There are two general types of control systems for ventilators, or ventilation, known in the art. A first type of ventilation control system delivers gas to a patient based on a frequency that is selected by the clinician and is independent of patient activity. This type of ventilation, known as “controlled mechanical ventilation,” (CMV) is used when a patient needs a ventilator to breathe for him or her. Non-limiting examples of when a patient needs CMV include when the patient is non-alert, sedated, unresponsive, or paralyzed. A second type of ventilation control system, delivers gas to a patient in response to an inspiratory effort generated by the patient. This type of ventilation, which includes “assisted ventilation” or “augmented ventilation” and may be referred to as “respiratory support”, assists the patient to breathe. Non-limiting examples of patients who need or can benefit from this type of ventilation include patients suffering from respiratory insufficiency, respiratory impairment, or breathing disorders, such as patients suffering from COPD, pulmonary fibrosis, acute respiratory distress syndrome (ARDS), neuromuscular impairment, or sleep apnea. There are also ventilators and modes of ventilation that combine the two types of ventilators described above.
All ventilators comprise a ventilation interface connecting the ventilator to the patient. These interfaces can be non-invasive or invasive. A non-limiting example of non-invasive interfaces includes a mask over the nose and/or mouth. Non-limiting examples of invasive interfaces include an endotracheal tube, a tracheostomy tube, and a transtracheal catheter, which is placed into the airway of the patient.

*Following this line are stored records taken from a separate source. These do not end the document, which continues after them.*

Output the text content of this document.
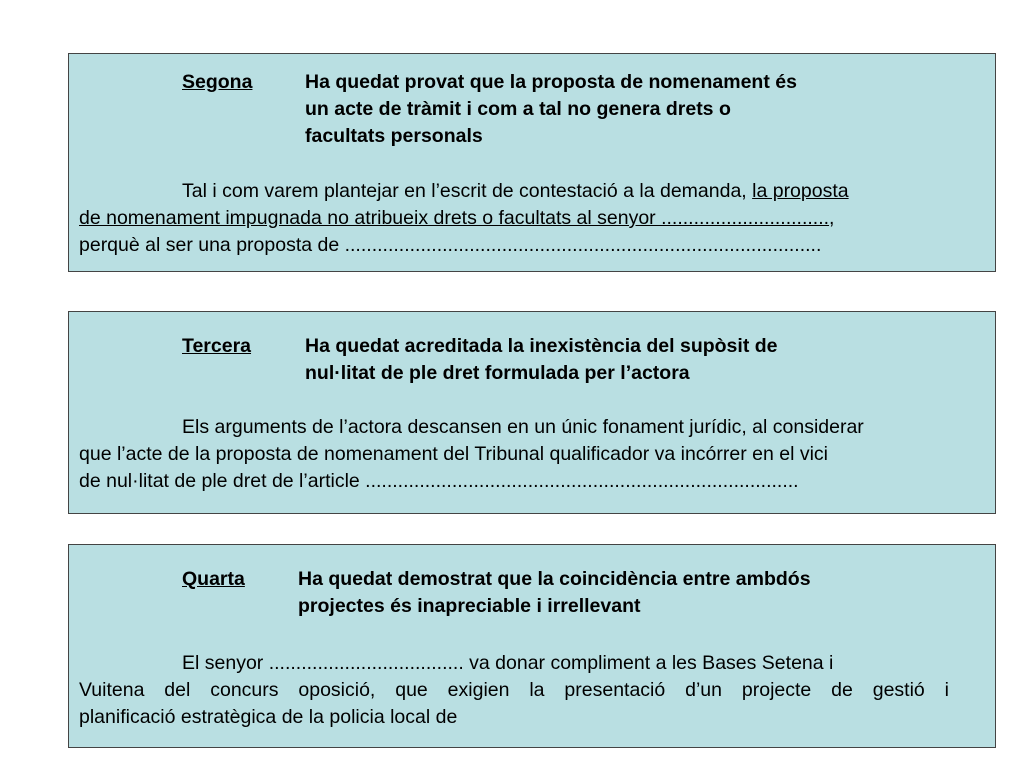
Segona	Ha quedat provat que la proposta de nomenament és
un acte de tràmit i com a tal no genera drets o
facultats personals
Tal i com varem plantejar en l’escrit de contestació a la demanda, la proposta
de nomenament impugnada no atribueix drets o facultats al senyor ...............................,
perquè al ser una proposta de ........................................................................................
Tercera	Ha quedat acreditada la inexistència del supòsit de
nul·litat de ple dret formulada per l’actora
Els arguments de l’actora descansen en un únic fonament jurídic, al considerar
que l’acte de la proposta de nomenament del Tribunal qualificador va incórrer en el vici
de nul·litat de ple dret de l’article ................................................................................
Quarta	Ha quedat demostrat que la coincidència entre ambdós
projectes és inapreciable i irrellevant
El senyor .................................... va donar compliment a les Bases Setena i
Vuitena del concurs oposició, que exigien la presentació d’un projecte de gestió i
planificació estratègica de la policia local de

A number of problems can arise during ventilation. The present invention addresses the problem of physical obstruction of inspiratory or expiratory airflow, which is one problem that can arise during ventilation. In the case of mechanical ventilation, an obstruction can occur anywhere in the gas delivery circuit or breathing circuit. Typically, such an obstruction in a mechanical ventilation system is annunciated by alarms, and an attending clinician is required to correct the problem, since the patient may not be capable of doing so. In the case of respiratory support ventilation, the obstruction can occur anywhere in the gas delivery circuit or breathing circuit, as well. In the case of respiratory support ventilation, there needs to be a valve somewhere in the gas delivery circuit or breathing circuit that can open or be opened to atmosphere so that the patient can breathe ambient air through that valve to prevent suffocation. Further, if the obstruction creates an overpressure condition, the same valve or a different valve must activate or be activated to open the gas delivery circuit to atmosphere to allow the lung pressure to decrease to prevent lung barotrauma.
In a more specific type of respiratory support ventilation, the patient receives gas from the ventilator in a gas delivery circuit known as an “open” system, meaning that the patient's lungs are open to atmosphere through their normal upper airway breathing routes (trachea, mouth, and nose). In this case, referred to throughout this specification as “open ventilation,” the patient is breathing “spontaneously,” or naturally, through their upper airway, but their breathing is augmented by receiving additional gas from the ventilator through the “open” gas delivery circuit. Typically the patient exhales directly to ambient through their airway and not through the gas delivery circuit. However, in some systems or some situations, that the patient may exhale through the gas delivery circuit. An open ventilation system is described in detail in US Patent Application No. 2005/003472 (Freitag) and in US Patent Application No. 2005/0005936 (Wondka), each of which is hereby incorporated by reference herein in its entirety. The ventilation interface in an open system is typically a transtracheal catheter that is placed percutaneously through the patient's neck into the tracheal lumen. Alternatively, the ventilation catheter is placed into an un-cuffed tracheostomy tube, a tracheostomy tube with a deflated cuff, a stent or stoma guide, such as a Montgomery T-Tube, or an airway prosthesis such as that shown in US Patent Application No. 2005/003472 (Freitag).
In “open” system ventilation, one concern about obstruction is an obstruction of the upper airway. Non-limiting examples of obstruction of the upper airway that may occur include swelling of the oro-pharyngeal structures; closure of the oro-pharyngeal structures, such as that which could occur in obstructive sleep apnea syndrome; stenosis of the airway caused, for example, by tracheal malacia; rapid swelling of the airway tissues; or inadvertent inflation of a cuff on a tracheostomy tube. If any event such these, or other airway-obstructing event, occurs, the patient is obstructed or restricted from being able to spontaneously breathe, and the amount of gas received from the ventilator through the open gas delivery circuit may not be enough to sustain respiration. Hence, an inspiratory and expiratory pressure or airflow relief mechanism is warranted in these circumstances to provide an additional spontaneous breathing route for the patient. The combination of labeling and an alert patient may obviate any real safety concern; however, providing a relief mechanism may provide some significant benefit and convenience to the users, and significantly improve efficacy of the therapy, or may be a significant benefit during product misuse, or during unanticipated clinical events.